Марго, которая всегда держала свою фигуру «в узде», под строгим контролем, решила кормить дочь грудью, жертвуя и талией, и бюстом ради крошки.

С рождением дочери она отдалилась от мужа окончательно: получив то, чего так страстно желала, в муже она совсем перестала нуждаться. Всю нерастраченную любовь и нежность Маргарита целиком отдавала своей маленькой доченьке, которой она не могла надышаться.
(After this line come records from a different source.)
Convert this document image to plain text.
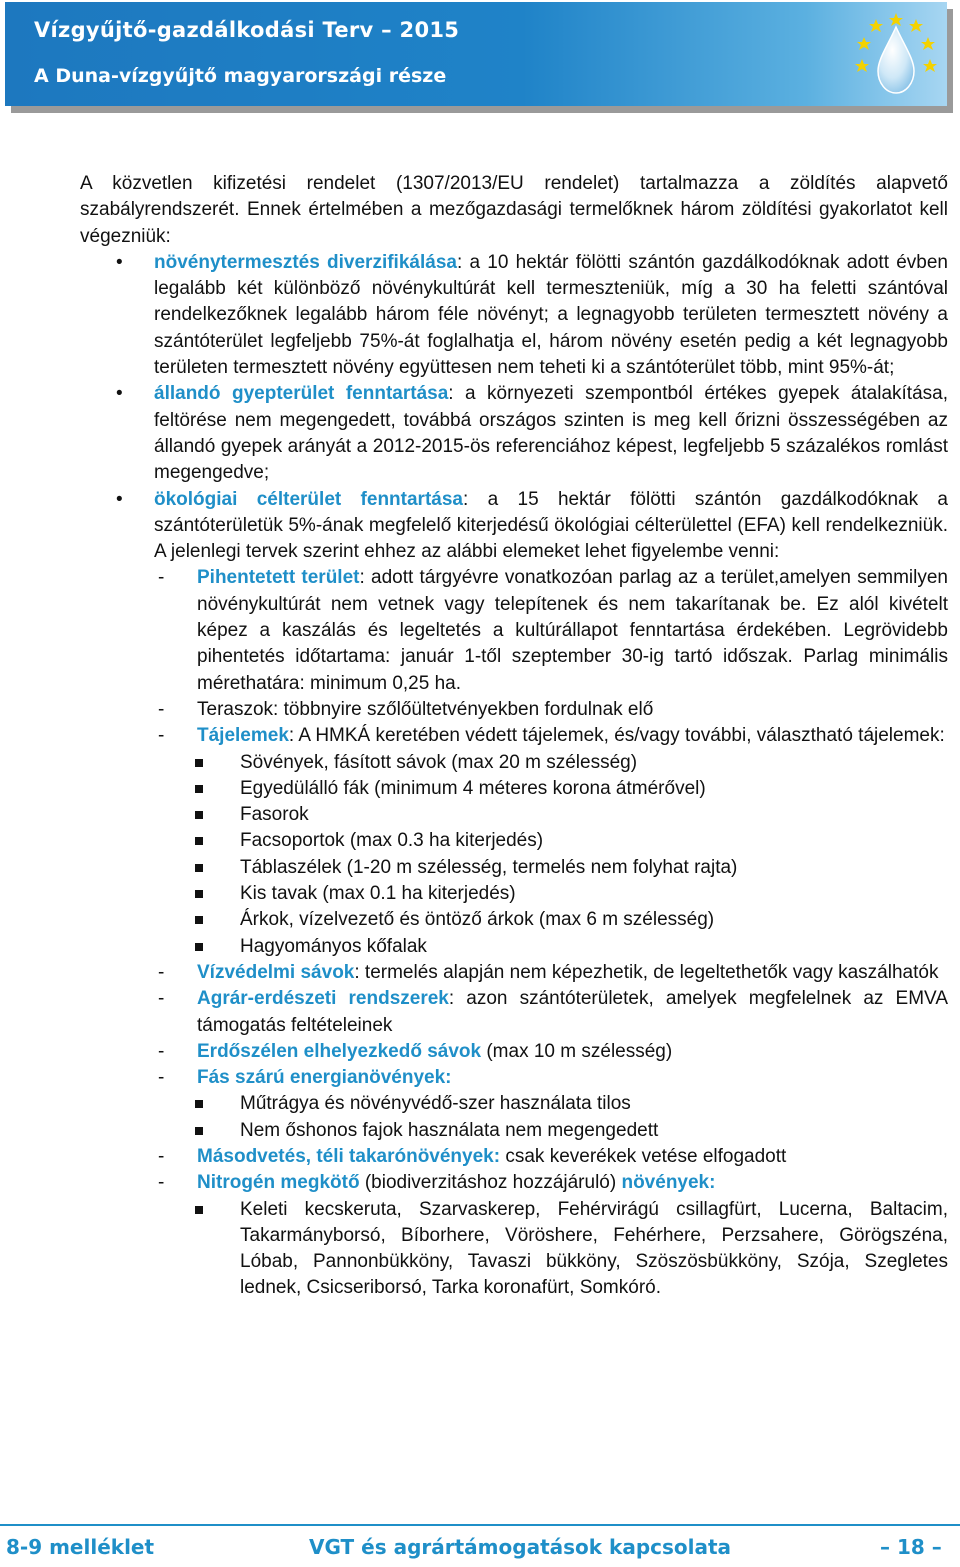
Vízgyűjtő-gazdálkodási Terv – 2015
A Duna-vízgyűjtő magyarországi része

A közvetlen kifizetési rendelet (1307/2013/EU rendelet) tartalmazza a zöldítés alapvető szabályrendszerét. Ennek értelmében a mezőgazdasági termelőknek három zöldítési gyakorlatot kell végezniük:

• növénytermesztés diverzifikálása: a 10 hektár fölötti szántón gazdálkodóknak adott évben legalább két különböző növénykultúrát kell termeszteniük, míg a 30 ha feletti szántóval rendelkezőknek legalább három féle növényt; a legnagyobb területen termesztett növény a szántóterület legfeljebb 75%-át foglalhatja el, három növény esetén pedig a két legnagyobb területen termesztett növény együttesen nem teheti ki a szántóterület több, mint 95%-át;
• állandó gyepterület fenntartása: a környezeti szempontból értékes gyepek átalakítása, feltörése nem megengedett, továbbá országos szinten is meg kell őrizni összességében az állandó gyepek arányát a 2012-2015-ös referenciához képest, legfeljebb 5 százalékos romlást megengedve;
• ökológiai célterület fenntartása: a 15 hektár fölötti szántón gazdálkodóknak a szántóterületük 5%-ának megfelelő kiterjedésű ökológiai célterülettel (EFA) kell rendelkezniük. A jelenlegi tervek szerint ehhez az alábbi elemeket lehet figyelembe venni:
- Pihentetett terület: adott tárgyévre vonatkozóan parlag az a terület,amelyen semmilyen növénykultúrát nem vetnek vagy telepítenek és nem takarítanak be. Ez alól kivételt képez a kaszálás és legeltetés a kultúrállapot fenntartása érdekében. Legrövidebb pihentetés időtartama: január 1-től szeptember 30-ig tartó időszak. Parlag minimális mérethatára: minimum 0,25 ha.
- Teraszok: többnyire szőlőültetvényekben fordulnak elő
- Tájelemek: A HMKÁ keretében védett tájelemek, és/vagy további, választható tájelemek:
Sövények, fásított sávok (max 20 m szélesség)
Egyedülálló fák (minimum 4 méteres korona átmérővel)
Fasorok
Facsoportok (max 0.3 ha kiterjedés)
Táblaszélek (1-20 m szélesség, termelés nem folyhat rajta)
Kis tavak (max 0.1 ha kiterjedés)
Árkok, vízelvezető és öntöző árkok (max 6 m szélesség)
Hagyományos kőfalak
- Vízvédelmi sávok: termelés alapján nem képezhetik, de legeltethetők vagy kaszálhatók
- Agrár-erdészeti rendszerek: azon szántóterületek, amelyek megfelelnek az EMVA támogatás feltételeinek
- Erdőszélen elhelyezkedő sávok (max 10 m szélesség)
- Fás szárú energianövények:
Műtrágya és növényvédő-szer használata tilos
Nem őshonos fajok használata nem megengedett
- Másodvetés, téli takarónövények: csak keverékek vetése elfogadott
- Nitrogén megkötő (biodiverzitáshoz hozzájáruló) növények:
Keleti kecskeruta, Szarvaskerep, Fehérvirágú csillagfürt, Lucerna, Baltacim, Takarmányborsó, Bíborhere, Vöröshere, Fehérhere, Perzsahere, Görögszéna, Lóbab, Pannonbükköny, Tavaszi bükköny, Szöszösbükköny, Szója, Szegletes lednek, Csicseriborsó, Tarka koronafürt, Somkóró.
8-9 melléklet	VGT és agrártámogatások kapcsolata	– 18 –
Колыбельку из натурального розового дерева, похожую скорее на дорогой сувенир, она привезла из Грузии, где отдыхала месяц перед родами. Говорили, что если последние месяцы перед рождением ребенка мать отдыхает в экзотическом месте, плавает, загорает и пьет натуральные соки, то ребенок родится не только абсолютно здоровым, но и сказочно красивым. Веря в это, Маргарита «отрывалась» на лучшем черноморском курорте, как говорится, по полной программе.

А коляска у Любочки была просто чудом техники и произведением искусства! Мама не жалела денег, покупая вороха великолепных импортных одежек для крохи! А когда гуляла с дочерью, не скрывала своего удовлетворения, ловя восхищенные взгляды окружающих. Гордость за сотворенное «чудо» просто распирала ее!

Маргарита была любящей и заботливой матерью. Несмотря на постоянную занятость, она всегда находила время для дочери и уделяла ей внимание, так необходимое каждому ребенку. Она старалась уберечь и защитить дочь от всего негативного и мерзкого, что, к сожалению, на каждом шагу обрушивается на нас и наших детей.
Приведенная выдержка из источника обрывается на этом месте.